Contraction des mots faux et blogue, un flog est littéralement un faux blogue. Présenté comme un blogue de citoyen ordinaire, celui-ci est en fait géré par en entreprise l'utilisant afin de vanter son produit ou le service qu'il offre.
Et ce n'est pas la seule tactique utilisée par les entreprises pour faire mousser leurs ventes grâces aux réseaux sociaux. En allant du faux ami Facebook à la critique anonyme sur Twitter, certaines entreprises ne lésinent pas sur les moyens pour créer un engouement autour de leur marque ou lâchement descendre un conçurent.
Cette semaine, vous aurez donc compris que mon flop est décerné aux entreprises usant de ces tactiques peu éthiques.
Vous souvenez-vous de la tollé qu'avait provoqué Stationnement Montréal en créant ce type de blogue il y a quelques années? En 2008, un blogue nommé «À vélo citoyens» avait fait son apparition sur la blogosphère. Regroupant trois amis passionnés de vélo, le blogue avait apparemment pour but de promouvoir le vélo comme moyen de transport dans la métropole.
En juillet 2008, les trois blogueurs annoncent en grande primeur avoir une photo du prototype du Bixi, qui n'avait pas encore été dévoilé. Stationnement Montréal, qui gère Bixi, confirme la nouvelle quelques jours plus tard. Super!
Mais oups, quelque temps plus tard, on se rend compte que le blogue a été créé de toute pièce par l'agence Morow Communications, pour son client de l'époque, Stationnement Montréal.
Ça s'appel être pris la main dans le sac. Patrick Lagacé y avait d'ailleurs consacré l'une de ses chroniques, intitulée de façon plutôt éloquente: Bixi, blogue et bullshit. Outch.
Mais pour une organisation qui se fait pincer, combien s'en sortent indemme? Beaucoup. Il faut avouer qu'il peut parfois être très difficile de départager le vrai du faux.
C'est pourquoi l'OBNL Option consommateur, qui vise à promouvoir et à défendre les intérêts des consommateurs, s'est penché sur la question et a déposé hier un rapport de recherche sur la fréquence, l’éthique et la légalité de ce genre de pratiques.
En plus de confirmer le fait que les consommateurs avaient peu de chance de savoir s'ils avaient été victime de ce type de publicité frauduleuse, les chercheurs ont aussi découvert ceci:
« [...] malgré le fait que le faux blogue et l’astroturfing (le fait d'utiliser une fausse identité pour mousser un produit) peuvent être considérés comme de la publicité fausse ou trompeuse, au moment où Option consommateurs terminait sa recherche, aucune entreprise au Canada n’avait encore été poursuivie pour ce genre de pratique. »

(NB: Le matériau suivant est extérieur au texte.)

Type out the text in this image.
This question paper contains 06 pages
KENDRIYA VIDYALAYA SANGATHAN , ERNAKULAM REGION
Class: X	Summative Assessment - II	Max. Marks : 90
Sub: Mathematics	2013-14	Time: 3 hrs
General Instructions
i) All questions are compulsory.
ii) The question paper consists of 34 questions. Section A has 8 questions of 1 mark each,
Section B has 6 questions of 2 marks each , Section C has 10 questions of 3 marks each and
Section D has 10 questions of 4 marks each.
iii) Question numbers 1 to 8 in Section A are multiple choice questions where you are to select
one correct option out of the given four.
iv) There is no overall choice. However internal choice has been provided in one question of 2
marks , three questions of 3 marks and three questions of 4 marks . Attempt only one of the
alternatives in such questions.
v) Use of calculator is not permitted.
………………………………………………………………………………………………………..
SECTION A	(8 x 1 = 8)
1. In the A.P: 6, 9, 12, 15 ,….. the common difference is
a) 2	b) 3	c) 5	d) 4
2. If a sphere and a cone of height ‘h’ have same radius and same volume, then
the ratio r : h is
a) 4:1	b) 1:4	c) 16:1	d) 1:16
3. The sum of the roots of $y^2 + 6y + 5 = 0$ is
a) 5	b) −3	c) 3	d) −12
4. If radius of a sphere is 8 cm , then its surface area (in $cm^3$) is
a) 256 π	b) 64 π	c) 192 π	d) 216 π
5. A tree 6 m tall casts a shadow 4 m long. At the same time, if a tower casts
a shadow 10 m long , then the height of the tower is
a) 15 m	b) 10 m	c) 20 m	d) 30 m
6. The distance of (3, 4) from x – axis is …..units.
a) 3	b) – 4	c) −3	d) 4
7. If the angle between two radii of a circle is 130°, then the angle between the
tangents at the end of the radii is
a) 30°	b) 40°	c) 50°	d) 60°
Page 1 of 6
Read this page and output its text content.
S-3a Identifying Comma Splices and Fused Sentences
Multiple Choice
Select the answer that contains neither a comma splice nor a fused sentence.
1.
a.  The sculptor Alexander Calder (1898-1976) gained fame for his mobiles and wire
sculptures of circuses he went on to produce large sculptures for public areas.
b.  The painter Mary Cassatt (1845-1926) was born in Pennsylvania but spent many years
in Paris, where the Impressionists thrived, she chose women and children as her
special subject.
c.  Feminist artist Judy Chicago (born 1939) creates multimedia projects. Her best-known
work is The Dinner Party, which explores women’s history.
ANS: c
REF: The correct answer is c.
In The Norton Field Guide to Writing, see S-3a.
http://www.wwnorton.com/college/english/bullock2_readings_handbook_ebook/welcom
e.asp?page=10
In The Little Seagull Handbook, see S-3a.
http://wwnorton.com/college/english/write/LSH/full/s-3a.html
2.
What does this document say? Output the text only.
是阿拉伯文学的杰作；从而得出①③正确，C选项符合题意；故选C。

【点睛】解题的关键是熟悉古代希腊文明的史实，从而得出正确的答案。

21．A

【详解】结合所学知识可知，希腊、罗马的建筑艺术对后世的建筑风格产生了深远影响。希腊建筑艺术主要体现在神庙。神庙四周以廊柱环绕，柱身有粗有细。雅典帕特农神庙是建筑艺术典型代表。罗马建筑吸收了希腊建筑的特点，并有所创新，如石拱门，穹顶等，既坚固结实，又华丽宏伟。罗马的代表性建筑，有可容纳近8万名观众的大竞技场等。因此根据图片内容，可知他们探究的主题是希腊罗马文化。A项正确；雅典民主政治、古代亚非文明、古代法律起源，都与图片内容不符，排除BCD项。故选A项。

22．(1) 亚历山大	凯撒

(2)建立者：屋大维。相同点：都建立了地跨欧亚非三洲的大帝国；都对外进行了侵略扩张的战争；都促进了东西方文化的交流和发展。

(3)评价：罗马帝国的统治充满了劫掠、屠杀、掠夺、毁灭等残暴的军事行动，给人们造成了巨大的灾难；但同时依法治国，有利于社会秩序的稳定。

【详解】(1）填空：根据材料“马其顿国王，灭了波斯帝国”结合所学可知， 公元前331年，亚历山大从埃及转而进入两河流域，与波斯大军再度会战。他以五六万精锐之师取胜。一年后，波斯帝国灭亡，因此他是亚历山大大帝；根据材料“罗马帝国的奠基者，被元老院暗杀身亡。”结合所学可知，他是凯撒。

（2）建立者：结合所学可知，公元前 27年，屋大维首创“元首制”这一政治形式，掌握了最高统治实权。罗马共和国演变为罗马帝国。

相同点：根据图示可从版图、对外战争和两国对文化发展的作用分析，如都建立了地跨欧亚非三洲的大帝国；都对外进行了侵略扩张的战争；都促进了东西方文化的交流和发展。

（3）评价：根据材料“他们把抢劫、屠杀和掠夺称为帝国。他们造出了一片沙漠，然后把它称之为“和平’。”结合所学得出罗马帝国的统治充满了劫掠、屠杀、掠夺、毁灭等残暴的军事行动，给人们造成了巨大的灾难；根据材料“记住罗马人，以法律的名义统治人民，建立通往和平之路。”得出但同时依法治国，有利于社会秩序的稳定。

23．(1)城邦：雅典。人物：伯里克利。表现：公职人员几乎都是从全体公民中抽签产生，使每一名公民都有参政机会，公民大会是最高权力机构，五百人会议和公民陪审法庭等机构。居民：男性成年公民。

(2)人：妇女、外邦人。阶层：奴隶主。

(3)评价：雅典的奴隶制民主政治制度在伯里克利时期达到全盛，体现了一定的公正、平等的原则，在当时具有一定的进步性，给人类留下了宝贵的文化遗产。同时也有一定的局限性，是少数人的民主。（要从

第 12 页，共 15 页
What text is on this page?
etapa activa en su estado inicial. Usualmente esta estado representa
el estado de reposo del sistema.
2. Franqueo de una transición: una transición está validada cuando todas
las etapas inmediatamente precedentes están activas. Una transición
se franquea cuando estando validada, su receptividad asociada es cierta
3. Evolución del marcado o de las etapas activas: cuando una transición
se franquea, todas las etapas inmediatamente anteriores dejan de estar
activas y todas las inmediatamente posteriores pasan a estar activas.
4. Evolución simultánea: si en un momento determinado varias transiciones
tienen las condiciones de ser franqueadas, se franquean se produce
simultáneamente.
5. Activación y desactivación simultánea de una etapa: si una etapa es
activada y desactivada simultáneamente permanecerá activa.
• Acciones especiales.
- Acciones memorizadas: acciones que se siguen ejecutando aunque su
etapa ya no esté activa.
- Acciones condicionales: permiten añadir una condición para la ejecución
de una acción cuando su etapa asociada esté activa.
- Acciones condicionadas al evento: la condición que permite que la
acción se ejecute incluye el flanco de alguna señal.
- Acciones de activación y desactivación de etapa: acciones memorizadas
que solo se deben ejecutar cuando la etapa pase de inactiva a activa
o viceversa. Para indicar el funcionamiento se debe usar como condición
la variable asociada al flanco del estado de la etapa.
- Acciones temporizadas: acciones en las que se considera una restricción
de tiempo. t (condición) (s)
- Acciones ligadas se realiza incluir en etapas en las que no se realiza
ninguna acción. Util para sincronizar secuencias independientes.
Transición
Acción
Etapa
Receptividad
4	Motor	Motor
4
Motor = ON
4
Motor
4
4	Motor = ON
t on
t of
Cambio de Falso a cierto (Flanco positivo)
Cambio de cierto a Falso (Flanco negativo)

Pourtant, une publicité, quelle soit sur papier, à la radio, à la télé ou sur le web, reste une publicité et doit donc se soumettre aux lois en vigueur. Un publi reportage présenté dans un magazine, par exemple, doit toujours afficher l'entreprise à l'origine de cette publication. Pourquoi serait-ce différent lorsqu'il s'agit d'un blogue géré par une organisation?
Bref, un autre exemple où le web arrive à échapper aux lois en vigueur.
Pour le moment, la seule façon de démasquer ce genre de publicité cachée est d'attendre qu'un journaliste ou un citoyen consciencieux découvre le pot aux roses. Option consommateur rappel que la loi canadienne anti-pourriel, adoptée mais pas encore en vigueur, permettrait de contrer ce problème.
En attendant, l'organisme recommande d'être vigilant en variant ces sources d'information.
À suivre!
C'est vraiment triste si cette pratique devient aussi utilisée et peu réprimée!!!
RépondreSupprimerEncore une fois, le consommateur doit être vigilant et a peu de ressources à sa disposition. Heureusement, certaines personnes veillent au grain. Il me semble que les compagnies auraient tellement plus à gagner en s’affichant qu’en jouant la comédie.
Oui, tu as tout a fait raison, les entreprises auraient avantage à afficher leurs vraies couleurs. Et les médias sociaux sont tellement une belle opportunité à saisir afin de se montrer plus transparent et d'engager ses publics.
SupprimerMais avec toute la latitude que le 2.0 laisse, on dirait que c'est tout ou rien. Soit les entreprises s'en servent pour s'ouvrir à la clientèle ou, au contraire, s'en servent pour leurrer les consommateurs.
Heureusement, on sent un "code d'éthique" non formel se dessiner peu à peu chez les gestionnaires médias sociaux, c'est une question de plus en plus discutée. Il faut dire que la technologie est tout de même très récente, j'ai bon espoir qu'avec le temps les meilleures pratiques seront formulées de façon plus formelle.